"I feel good. I'm enjoying what I'm doing," Leyland said this weekend. "I guess that means you're old. Other than that, I don't put a lot of stock in [records]. I like [managing], and I'm going to try to continue to do it. We'll see how that works out."
Leyland said he does not want to be a "hanger-on" as a manager, somebody who hangs around in another post for posterity after he's done managing, unless he feels he can provide some benefit. He also doesn't want to feel like he's hanging on as a manager. He doesn't expect to be around if the club feels like it can do better.
"I don't ever want to be the problem," he said. "If I'm the problem, they won't have to tell me. I'll know I'm the problem."
He also doesn't want to keep managing if he doesn't have the fire for it. He stepped down after one season in Colorado for that reason, and he says he'd do it ago if he lost the passion for it. But he doesn't feel that way, and he feels like this has been a fun team for him to manage because of the teaching aspect he has had to rekindle.
"I'm having a good time with this team," he said. "I don't like all the results sometimes. I get ticked off, and I'm glad I get ticked off. If I don't get ticked off, I should go home. But I don't get ticked off every day."

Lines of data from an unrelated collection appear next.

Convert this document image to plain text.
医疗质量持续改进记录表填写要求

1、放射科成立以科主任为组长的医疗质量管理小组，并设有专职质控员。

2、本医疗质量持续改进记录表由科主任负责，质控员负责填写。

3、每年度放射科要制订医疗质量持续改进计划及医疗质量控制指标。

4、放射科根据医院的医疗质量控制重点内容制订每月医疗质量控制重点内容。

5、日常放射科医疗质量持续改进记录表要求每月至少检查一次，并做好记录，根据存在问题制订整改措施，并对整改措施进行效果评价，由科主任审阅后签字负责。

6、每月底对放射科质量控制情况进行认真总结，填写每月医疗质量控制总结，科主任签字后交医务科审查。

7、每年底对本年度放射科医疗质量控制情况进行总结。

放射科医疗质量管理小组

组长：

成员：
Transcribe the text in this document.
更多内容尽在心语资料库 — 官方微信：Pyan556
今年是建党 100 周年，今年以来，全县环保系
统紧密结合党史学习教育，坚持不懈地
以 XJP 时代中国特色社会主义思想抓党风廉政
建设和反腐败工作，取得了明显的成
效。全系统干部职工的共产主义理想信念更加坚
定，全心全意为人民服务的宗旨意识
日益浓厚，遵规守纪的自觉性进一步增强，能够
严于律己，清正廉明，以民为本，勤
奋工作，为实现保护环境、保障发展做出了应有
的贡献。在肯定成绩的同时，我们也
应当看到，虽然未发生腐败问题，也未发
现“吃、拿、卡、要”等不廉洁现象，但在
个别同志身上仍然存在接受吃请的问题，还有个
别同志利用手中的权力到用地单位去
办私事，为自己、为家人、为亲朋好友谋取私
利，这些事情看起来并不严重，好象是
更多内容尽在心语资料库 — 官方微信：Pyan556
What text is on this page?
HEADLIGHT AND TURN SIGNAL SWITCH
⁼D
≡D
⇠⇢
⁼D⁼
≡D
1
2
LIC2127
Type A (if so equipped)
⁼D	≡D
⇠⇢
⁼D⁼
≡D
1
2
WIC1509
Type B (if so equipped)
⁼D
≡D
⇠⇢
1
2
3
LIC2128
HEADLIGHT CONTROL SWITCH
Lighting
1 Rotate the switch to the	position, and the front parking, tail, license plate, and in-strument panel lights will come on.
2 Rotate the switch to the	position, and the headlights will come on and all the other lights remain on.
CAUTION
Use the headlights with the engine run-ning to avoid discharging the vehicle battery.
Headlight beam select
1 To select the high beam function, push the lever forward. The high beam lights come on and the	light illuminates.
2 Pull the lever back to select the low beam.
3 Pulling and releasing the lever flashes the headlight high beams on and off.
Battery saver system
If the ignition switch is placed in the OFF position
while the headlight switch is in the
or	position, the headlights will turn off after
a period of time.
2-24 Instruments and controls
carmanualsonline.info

Leyland has a statistical quirk in that his sum of wins and losses does not equal his total games managed. He can thank two games from his 1989 season managing in Pittsburgh for that. A pair of Pirates games that year were called due to inclement weather, but had tie scores at the time. Those counted as official games, but didn't count in his win-loss record.
As it is, with Joe Torre and Bobby Cox stepping down at season's end, Leyland will be second in wins among active managers behind his good friend, Tony La Russa, whose future is also undecided.